Сначала — поле казалось пустым, пустынным. Только потом, привыкнув, мы заметили: кое-где, сливаясь с землей, стоят широкие коробочки на двух колесах. То одна побежит, — остановится, скосится. То другая, и опять остановится. А вот… да, да, вот бежит, не останавливается, и колеса перестали вертеться… Летит!
Берлин, но были это американец Райт и французские летчики: Латам, Блерио… и другие.
Они должны были описывать круги, огибать серединную башню-мачту. Блерио летал на биплане. Летал медленно и очень низко над землей, совсем низко. Аплодировать ему стали с десятого, кажется, круга. Но он не много их успевал делать сразу: садился — и через некоторое время опять начинал свое упорное низкое круженье.
Но вот Латам. О, как высоко (по сравнению) реет он на легком моноплане, какие широкие делает круги, — жужжа, пролетает почти над самыми трибунами. И не останавливается, не опускается, — десять, пятнадцать, двадцать… Небо, уже потемнело, густо-густо позеленело, а на нем, словно углем вырезанный, странный силуэт маленького черного человека на гигантских черных крыльях. С каждым новым кругом наше волнение усиливается, трибуны встречают приближающегося летуна взрывом аплодисментов.

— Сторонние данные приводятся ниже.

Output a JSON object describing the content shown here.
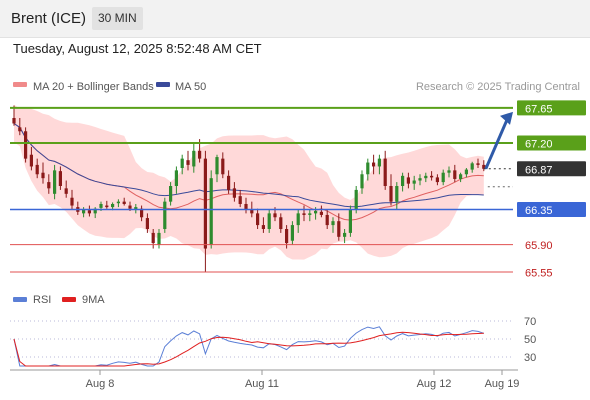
{
  "header": {
    "instrument": "Brent (ICE)",
    "timeframe": "30 MIN"
  },
  "datetime": "Tuesday, August 12, 2025 8:52:48 AM CET",
  "legend": {
    "ma20_label": "MA 20 + Bollinger Bands",
    "ma50_label": "MA 50",
    "credit": "Research © 2025 Trading Central",
    "rsi_label": "RSI",
    "rsi_ma_label": "9MA"
  },
  "colors": {
    "up_candle": "#2e8b2e",
    "down_candle": "#8b1a1a",
    "bollinger_fill": "#ffd2d2",
    "ma20": "#e06060",
    "ma50": "#3a4a9a",
    "resistance": "#5aa01a",
    "pivot": "#3a66d6",
    "support": "#e05050",
    "last_price": "#333333",
    "arrow": "#2f5aa8",
    "rsi": "#5b7fd6",
    "rsi_ma": "#e02020"
  },
  "chart_data": {
    "type": "line",
    "title": "Brent (ICE)",
    "timeframe": "30 MIN",
    "x_ticks": [
      "Aug 8",
      "Aug 11",
      "Aug 12",
      "Aug 19"
    ],
    "price_levels": [
      {
        "value": 67.65,
        "label": "67.65",
        "kind": "resistance"
      },
      {
        "value": 67.2,
        "label": "67.20",
        "kind": "resistance"
      },
      {
        "value": 66.87,
        "label": "66.87",
        "kind": "last"
      },
      {
        "value": 66.35,
        "label": "66.35",
        "kind": "pivot"
      },
      {
        "value": 65.9,
        "label": "65.90",
        "kind": "support"
      },
      {
        "value": 65.55,
        "label": "65.55",
        "kind": "support"
      }
    ],
    "target_arrow": {
      "from": 66.87,
      "to": 67.65
    },
    "series": [
      {
        "name": "Brent (ICE)",
        "type": "candlestick",
        "values": [
          [
            67.52,
            67.68,
            67.42,
            67.45
          ],
          [
            67.4,
            67.52,
            67.3,
            67.35
          ],
          [
            67.35,
            67.4,
            66.95,
            67.0
          ],
          [
            67.05,
            67.15,
            66.85,
            66.9
          ],
          [
            66.92,
            67.0,
            66.75,
            66.8
          ],
          [
            66.82,
            66.95,
            66.68,
            66.75
          ],
          [
            66.7,
            66.8,
            66.55,
            66.62
          ],
          [
            66.55,
            66.92,
            66.48,
            66.85
          ],
          [
            66.84,
            66.9,
            66.6,
            66.65
          ],
          [
            66.62,
            66.72,
            66.5,
            66.55
          ],
          [
            66.5,
            66.6,
            66.35,
            66.4
          ],
          [
            66.38,
            66.45,
            66.28,
            66.32
          ],
          [
            66.3,
            66.38,
            66.25,
            66.35
          ],
          [
            66.34,
            66.4,
            66.26,
            66.3
          ],
          [
            66.3,
            66.38,
            66.24,
            66.36
          ],
          [
            66.37,
            66.45,
            66.33,
            66.42
          ],
          [
            66.4,
            66.46,
            66.36,
            66.38
          ],
          [
            66.38,
            66.44,
            66.34,
            66.42
          ],
          [
            66.43,
            66.48,
            66.38,
            66.45
          ],
          [
            66.45,
            66.5,
            66.4,
            66.42
          ],
          [
            66.4,
            66.45,
            66.33,
            66.36
          ],
          [
            66.35,
            66.42,
            66.3,
            66.38
          ],
          [
            66.36,
            66.4,
            66.2,
            66.25
          ],
          [
            66.24,
            66.3,
            66.05,
            66.1
          ],
          [
            66.05,
            66.1,
            65.85,
            65.92
          ],
          [
            65.9,
            66.1,
            65.85,
            66.05
          ],
          [
            66.1,
            66.5,
            66.05,
            66.45
          ],
          [
            66.45,
            66.7,
            66.4,
            66.65
          ],
          [
            66.65,
            66.9,
            66.55,
            66.85
          ],
          [
            66.88,
            67.05,
            66.8,
            67.0
          ],
          [
            66.98,
            67.1,
            66.85,
            66.92
          ],
          [
            66.9,
            67.2,
            66.82,
            67.1
          ],
          [
            67.1,
            67.25,
            66.95,
            67.0
          ],
          [
            67.0,
            67.1,
            65.55,
            65.85
          ],
          [
            65.9,
            66.85,
            65.85,
            66.75
          ],
          [
            66.8,
            67.05,
            66.7,
            67.02
          ],
          [
            67.0,
            67.08,
            66.75,
            66.8
          ],
          [
            66.78,
            66.85,
            66.55,
            66.6
          ],
          [
            66.62,
            66.7,
            66.45,
            66.5
          ],
          [
            66.52,
            66.6,
            66.38,
            66.42
          ],
          [
            66.42,
            66.5,
            66.3,
            66.35
          ],
          [
            66.35,
            66.45,
            66.25,
            66.3
          ],
          [
            66.3,
            66.36,
            66.1,
            66.15
          ],
          [
            66.15,
            66.25,
            66.05,
            66.1
          ],
          [
            66.1,
            66.35,
            66.05,
            66.3
          ],
          [
            66.3,
            66.38,
            66.2,
            66.25
          ],
          [
            66.25,
            66.3,
            66.05,
            66.1
          ],
          [
            66.1,
            66.15,
            65.85,
            65.92
          ],
          [
            65.95,
            66.2,
            65.9,
            66.15
          ],
          [
            66.15,
            66.35,
            66.05,
            66.3
          ],
          [
            66.3,
            66.4,
            66.2,
            66.28
          ],
          [
            66.28,
            66.35,
            66.2,
            66.3
          ],
          [
            66.3,
            66.38,
            66.22,
            66.33
          ],
          [
            66.32,
            66.4,
            66.25,
            66.28
          ],
          [
            66.28,
            66.34,
            66.1,
            66.15
          ],
          [
            66.15,
            66.25,
            66.05,
            66.2
          ],
          [
            66.2,
            66.3,
            65.95,
            66.0
          ],
          [
            66.0,
            66.1,
            65.92,
            66.05
          ],
          [
            66.05,
            66.4,
            66.0,
            66.35
          ],
          [
            66.35,
            66.65,
            66.3,
            66.6
          ],
          [
            66.62,
            66.85,
            66.55,
            66.8
          ],
          [
            66.8,
            67.0,
            66.72,
            66.95
          ],
          [
            66.95,
            67.05,
            66.8,
            66.9
          ],
          [
            66.9,
            67.05,
            66.8,
            67.0
          ],
          [
            67.0,
            67.1,
            66.6,
            66.65
          ],
          [
            66.65,
            66.8,
            66.4,
            66.45
          ],
          [
            66.45,
            66.7,
            66.35,
            66.65
          ],
          [
            66.65,
            66.82,
            66.58,
            66.78
          ],
          [
            66.76,
            66.82,
            66.62,
            66.68
          ],
          [
            66.68,
            66.78,
            66.6,
            66.72
          ],
          [
            66.72,
            66.8,
            66.66,
            66.75
          ],
          [
            66.75,
            66.82,
            66.7,
            66.78
          ],
          [
            66.78,
            66.84,
            66.72,
            66.76
          ],
          [
            66.76,
            66.8,
            66.66,
            66.7
          ],
          [
            66.7,
            66.86,
            66.66,
            66.82
          ],
          [
            66.82,
            66.9,
            66.76,
            66.85
          ],
          [
            66.85,
            66.92,
            66.7,
            66.74
          ],
          [
            66.74,
            66.82,
            66.7,
            66.8
          ],
          [
            66.8,
            66.88,
            66.76,
            66.86
          ],
          [
            66.86,
            66.96,
            66.82,
            66.94
          ],
          [
            66.94,
            67.0,
            66.88,
            66.92
          ],
          [
            66.92,
            66.98,
            66.84,
            66.87
          ]
        ]
      },
      {
        "name": "MA 20",
        "type": "line"
      },
      {
        "name": "MA 50",
        "type": "line"
      },
      {
        "name": "RSI",
        "type": "line",
        "ticks": [
          70,
          50,
          30
        ],
        "ylim": [
          20,
          80
        ]
      },
      {
        "name": "9MA",
        "type": "line"
      }
    ]
  }
}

И вот-вот мы закричим «довольно!» — потому что ведь страшно, ведь совсем ночь… Но, точно сросшийся
……вместе — Он летит на стрекозе, На своей невесте…У меня случайно сохранилась, за переплетом книги, тогдашняя карточка этого Abendflug'a [39] : на зеленом небе черный очерк стрекозы, — аппарата, который, конечно, нашли бы несовершенным, несовременным… (Сохранилась и другая — Цеппелин II над колокольнями Франкфурта.)
Еще год, или два, три… Весеннее небо над Пиренеями, и уж не круги вокруг мечты, не стрекоза над трибунами, а совсем под «червонными облаками»,
39
вечерний полет (нем.).
Латам погиб в Африке. А Блерио… Блерио совершил чудо из чудес: перелетел Ла-Манш.
Но тут — прерыв. Война. Другие волнения овладели человечеством. В иной цвет окрасилось для нас самое слово «Цеппелин». И человеческие птицы… уж не бескорыстными глазами смотрим мы на них. Не думаем, что они «человеческие»: они, прежде всего, или немецкие, или французские, или английские (или «советские») — все в этом.
А попутно — особенно подчеркнутые, особенно яркие мысли о человеке: великой власти может достигнуть человек над природой, материей, плотью мира; но в последнем счете решает все человеческая душа: какова она — таково будет и созданное человеком, обратится на смерть ему, или на жизнь. От души человеческой зависит, сделаться или не сделаться прахом, подчинив себе материю мира.
Дана ей плоть в рабыни И воля для борьбы… Она же стала ныне Рабой своей рабы.Но война была — и миновала. Не без следа, конечно:
Все, что бывает, не исчезнет, Пусть миновало, но не прошло…И война оставила свою борозду на лике человечества. Однако душа опоминается, припоминает себя прежнюю, — настоящую. Опять делается способной к тому бескорыстному, особенному, волнению за все человечество, за человека вообще.
Не оно ли — этот восторженный восторг сегодня, этот не рассуждающий пламенный порыв к молодому американцу Линдбергу, перелетевшему — уже не три метра поля, не Ла-Манш, — Атлантический океан? Не радость ли победы, — чужой, как своей, — новой победы над материей, над пространством и временем?